Why does this series $\sum_{n=0}^{\infty} \frac{(n!)^{2}}{(2n)!}$ converge?

Question

The following series $$\sum_{n=0}^{\infty} \frac{(n!)^{2}}{(2n)!}$$ converges. It fails the divergence test, but once I apply the ratio test, the limit is always equal to $\infty$. Unless you cannot distribute an exponent on a factorial product, I don't see what I am doing wrong.

I tried using Stirling's approximation to construct a geometric series, but I always got $1$ for the ratio, so the test remains inconclusive.

As for the other tests, I didn't find any similar series against which to compare this one to (the limit comparison always gave me $\infty$ or $0$...).

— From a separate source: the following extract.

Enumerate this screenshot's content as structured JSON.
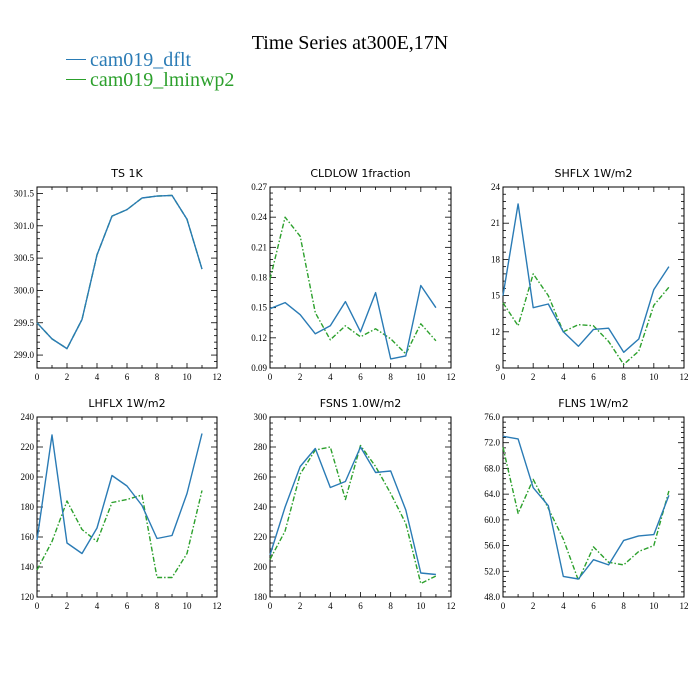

Any help or tips on how to take a different spin on the problem are greatly appreciated.

Answer 1

We have the following series:

$$\sum_{n=0}^{\infty} \frac{(n!)^{2}}{(2n)!}$$

To prove convergence, use the Ratio Test:

$$\lim_{n\to\infty}\left|\frac{\left((n+1)!\right)^{2}}{(2(n+1))!}*\frac{(2n)!}{(n!)^{2}}\right|$$ $$\lim_{n\to\infty}\left|\frac{(n+1)!(n+1)!}{(2n+2)!}*\frac{(2n)!}{(n!)(n!)}\right|$$ $$\lim_{n\to\infty}\left|\frac{(n+1)(n+1)}{(2n+1)(2n+2)}\right|$$

As you notice, the leading degree of the denominator is the same as the leading degree of the numerator. Therefore, we look at the coefficients, and so the limit goes to $\frac{1}{4}$, and the series convergences absolutely by the Ratio Test.

Answer 2

By Stirling:

$$\frac{(n!)^2}{(2 n)!} \sim \frac{n^{2 n} e^{-2 n} 2 \pi n}{(2 n)^{2 n} e^{-2 n} \sqrt{2 \pi 2 n}} = \frac{\sqrt{2 \pi n}}{\sqrt{2} 2^{2 n}}$$

so the sum certainly converges by comparison with

$$\sum_{n=0}^{\infty} \sqrt{n} \, 2^{-2 n} $$

Answer 3

You can conclude by comparison, since $$\frac{(n!)^2}{(2n)!} \sim_{n\to\infty} \frac{\sqrt{\pi n}}{2^{2n}}$$ by Stirling's approximation.

Answer 4

If you apply the ratio test you should get the limit of a(n+1)/a(n) tends to 1/4 hence we get convergence.

Answer 5

The ratio test gives you $$\frac{(2n)!}{(n!)^2} \cdot \frac{((n+1)!)^2}{(2n+2)!} = \frac{(n+1)(n+1)}{(2n+2)(2n+1)} \to \frac 14 < 1$$ as $n$ tends to infinity. So the series is convergent.

Answer 6

You can use the root test.

$$\sqrt[n]{\frac{(n!)^2}{(2n)!}}=\sqrt[n]{\frac{2\cdot 3\cdots n}{(n+1)\cdots(2n)}}\leq \frac{1}{n}\sum_{j=1}^n \frac{j}{n+j}\leq \frac{1}{n} \sum_{j=1}^{n}\frac{j}{j+j}=\frac{1}{2},$$(by AM-GM inequality) so$$\limsup_{n\to \infty} \sqrt[n]{\frac{(n!)^2}{(2n)!}} \leq \frac{1}{2}.$$ Therefore the series converges.

Answer 7

$$\begin{eqnarray*}\sum_{n\geq 0}\frac{n!^2}{(2n)!}=\sum_{n\geq 0}\frac{\Gamma(n+1)^2}{\Gamma(2n+1)}&=&\sum_{n\geq 0}(2n+1)\int_{0}^{1}x^n(1-x)^n\,dx\\&=&\int_{0}^{1}\frac{1+x-x^2}{(1-x+x^2)^2}\,dx\\&=&\left.\frac{2}{3}\cdot\frac{2x-1}{1-x+x^2}+\frac{2}{3\sqrt{3}}\cdot\arctan\left(\frac{2x-1}{\sqrt{3}}\right)\right|_{0}^{1}\\&=&\color{red}{\frac{2}{27}(18+\pi\sqrt{3}).}\end{eqnarray*}$$

Answer 8

For $n≥1$, easy to know: $\frac{n!^2}{(2n)!}\le\frac{1}{2^n}$, hence the answer is obvious.